Souvenirs de Tunisie, dialogues, cuisine, littérature, poésie, divers
Ba - Aretz
De Said Sayagh (Ecrivain et prof)
Son premier voyage en Israël : les 21-25 Avril 2010
Ce rêve, je l’ai longtemps caressé. Je l’ai redouté aussi et, fini par le considérer comme irréalisable.
Aller en terre sainte, reposer ma tête sur le Kotel, me retrouver avec des hommes et des femmes qui seraient mes frères, mes sœurs, mes cousins, mes cousines. Et si ce n’était qu’une illusion, un délire identitaire longtemps étouffé !
Au moment où j’ai commencé à y croire fermement, un vilain nuage venu des contrées glacées a failli le réduire en cendres. Et puis, je me suis retrouvé à Marignane, la joie et l’angoisse se disputant mon ventre noué.

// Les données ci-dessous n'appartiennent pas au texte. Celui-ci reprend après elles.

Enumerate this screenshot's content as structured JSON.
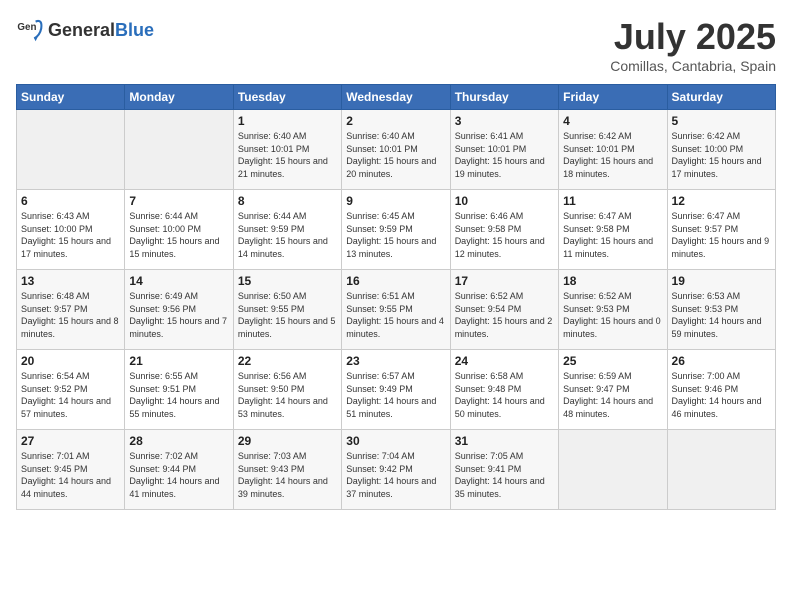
{
  "header": {
    "logo_general": "General",
    "logo_blue": "Blue",
    "title": "July 2025",
    "location": "Comillas, Cantabria, Spain"
  },
  "weekdays": [
    "Sunday",
    "Monday",
    "Tuesday",
    "Wednesday",
    "Thursday",
    "Friday",
    "Saturday"
  ],
  "weeks": [
    [
      {
        "day": "",
        "empty": true
      },
      {
        "day": "",
        "empty": true
      },
      {
        "day": "1",
        "sunrise": "6:40 AM",
        "sunset": "10:01 PM",
        "daylight": "15 hours and 21 minutes."
      },
      {
        "day": "2",
        "sunrise": "6:40 AM",
        "sunset": "10:01 PM",
        "daylight": "15 hours and 20 minutes."
      },
      {
        "day": "3",
        "sunrise": "6:41 AM",
        "sunset": "10:01 PM",
        "daylight": "15 hours and 19 minutes."
      },
      {
        "day": "4",
        "sunrise": "6:42 AM",
        "sunset": "10:01 PM",
        "daylight": "15 hours and 18 minutes."
      },
      {
        "day": "5",
        "sunrise": "6:42 AM",
        "sunset": "10:00 PM",
        "daylight": "15 hours and 17 minutes."
      }
    ],
    [
      {
        "day": "6",
        "sunrise": "6:43 AM",
        "sunset": "10:00 PM",
        "daylight": "15 hours and 17 minutes."
      },
      {
        "day": "7",
        "sunrise": "6:44 AM",
        "sunset": "10:00 PM",
        "daylight": "15 hours and 15 minutes."
      },
      {
        "day": "8",
        "sunrise": "6:44 AM",
        "sunset": "9:59 PM",
        "daylight": "15 hours and 14 minutes."
      },
      {
        "day": "9",
        "sunrise": "6:45 AM",
        "sunset": "9:59 PM",
        "daylight": "15 hours and 13 minutes."
      },
      {
        "day": "10",
        "sunrise": "6:46 AM",
        "sunset": "9:58 PM",
        "daylight": "15 hours and 12 minutes."
      },
      {
        "day": "11",
        "sunrise": "6:47 AM",
        "sunset": "9:58 PM",
        "daylight": "15 hours and 11 minutes."
      },
      {
        "day": "12",
        "sunrise": "6:47 AM",
        "sunset": "9:57 PM",
        "daylight": "15 hours and 9 minutes."
      }
    ],
    [
      {
        "day": "13",
        "sunrise": "6:48 AM",
        "sunset": "9:57 PM",
        "daylight": "15 hours and 8 minutes."
      },
      {
        "day": "14",
        "sunrise": "6:49 AM",
        "sunset": "9:56 PM",
        "daylight": "15 hours and 7 minutes."
      },
      {
        "day": "15",
        "sunrise": "6:50 AM",
        "sunset": "9:55 PM",
        "daylight": "15 hours and 5 minutes."
      },
      {
        "day": "16",
        "sunrise": "6:51 AM",
        "sunset": "9:55 PM",
        "daylight": "15 hours and 4 minutes."
      },
      {
        "day": "17",
        "sunrise": "6:52 AM",
        "sunset": "9:54 PM",
        "daylight": "15 hours and 2 minutes."
      },
      {
        "day": "18",
        "sunrise": "6:52 AM",
        "sunset": "9:53 PM",
        "daylight": "15 hours and 0 minutes."
      },
      {
        "day": "19",
        "sunrise": "6:53 AM",
        "sunset": "9:53 PM",
        "daylight": "14 hours and 59 minutes."
      }
    ],
    [
      {
        "day": "20",
        "sunrise": "6:54 AM",
        "sunset": "9:52 PM",
        "daylight": "14 hours and 57 minutes."
      },
      {
        "day": "21",
        "sunrise": "6:55 AM",
        "sunset": "9:51 PM",
        "daylight": "14 hours and 55 minutes."
      },
      {
        "day": "22",
        "sunrise": "6:56 AM",
        "sunset": "9:50 PM",
        "daylight": "14 hours and 53 minutes."
      },
      {
        "day": "23",
        "sunrise": "6:57 AM",
        "sunset": "9:49 PM",
        "daylight": "14 hours and 51 minutes."
      },
      {
        "day": "24",
        "sunrise": "6:58 AM",
        "sunset": "9:48 PM",
        "daylight": "14 hours and 50 minutes."
      },
      {
        "day": "25",
        "sunrise": "6:59 AM",
        "sunset": "9:47 PM",
        "daylight": "14 hours and 48 minutes."
      },
      {
        "day": "26",
        "sunrise": "7:00 AM",
        "sunset": "9:46 PM",
        "daylight": "14 hours and 46 minutes."
      }
    ],
    [
      {
        "day": "27",
        "sunrise": "7:01 AM",
        "sunset": "9:45 PM",
        "daylight": "14 hours and 44 minutes."
      },
      {
        "day": "28",
        "sunrise": "7:02 AM",
        "sunset": "9:44 PM",
        "daylight": "14 hours and 41 minutes."
      },
      {
        "day": "29",
        "sunrise": "7:03 AM",
        "sunset": "9:43 PM",
        "daylight": "14 hours and 39 minutes."
      },
      {
        "day": "30",
        "sunrise": "7:04 AM",
        "sunset": "9:42 PM",
        "daylight": "14 hours and 37 minutes."
      },
      {
        "day": "31",
        "sunrise": "7:05 AM",
        "sunset": "9:41 PM",
        "daylight": "14 hours and 35 minutes."
      },
      {
        "day": "",
        "empty": true
      },
      {
        "day": "",
        "empty": true
      }
    ]
  ],
  "labels": {
    "sunrise_prefix": "Sunrise: ",
    "sunset_prefix": "Sunset: ",
    "daylight_prefix": "Daylight: "
  }
}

Dans l’avion, une logorrhée aigue s’est emparée de moi. Les victimes, un couple ; l’homme, une kippa auréolant sa tête brune geai, la femme, belle et docile, les grands yeux écarquillés par la surprise ; tous deux ont prêté une oreille bienveillante à mon récit intarissable sur mes ancêtres juifs, sur le judaïsme marocain, sur Lalla Soulika.
Les mots les plus sophistiqués, les plus précis, les plus nuancés ne sauraient décrire le bouleversement, paisible, qui m’a saisi durant ce séjour en Israël. Entre l’instant où Victor Aflalo, l’homme, le vrai, m’a accueilli à l’aéroport Ben-Gourion et celui où il m’a ramené dans ce même lieu, il s’est écoulé des temps immesurables, des temps compacts qui résument les siècles et amplifient les instants les plus brefs.
Comment mesurer les moments d’échange avec Mimy, la femme à la douceur inflexible ! Comment parler de la durée des discussions sur la terrasse de la maison « Mishpahat Afflalo », des évocations tendres et tumultueuses à Ashdod, face au bleu intense de l’éternelle Méditerranée !
Et ce jeudi du barbecue, quelle longueur aura-t-il dans ma mémoire ? Celle d’une journée ou celle de l’histoire, toute l’histoire du Maroc, condensée, exilée, mais renouvelée dans les accents insolites où se nouent le français, l’arabe, l’hébreu, la joie, la nostalgie, l’espérance dans une scène prophétique, biblique.
Et ce vendredi à Jérusalem, entre Yad VaShem et le Kotel !
J’avais imaginé des centaines de fois la scène où je réunirais toutes mes plaintes, protestations, reproches, invectives accumulés depuis de années. Tout d’un coup, apaisé, j’ai glissé mon petit mot, sans effusions, dans une proximité avec l’Insondable, presque familière, qui libère la raideur de la nuque et nettoie un abcès endurci.
Les noms et les prénoms résonnent encore une ritournelle entêtée : Dany, Shosh, Ygal, Dikla, Kfir, Danielle, Jean-Pierre, Judith, Ran, Shaï, Aviv, Joseph, Raphy, Arrik, Thérèse, Betzalel, Salomon, Nimrod, Shira, David, Itsik, Manolo, Gilbert, Coco, Haviv,…Bentolila, Bitton, Knafo, Chetrit, Ruimy, Knizou, Afflalo, Delouya, Zrihen, Ouazana, Bar Kokhba, Dahan, Bensoussan, Abitbol, Lasry…
Comment décrire un premier Shabbat de rire, de communion et de festin en présence de jeunes qui assument avec sérieux l’héritage et le lendemain.
Comment dire que je me suis senti chez moi !
J’en voudrais presque à Arrik d’avoir déclenché tant de questions, mais je lui en aurais voulu plus de ne pas l’avoir fait.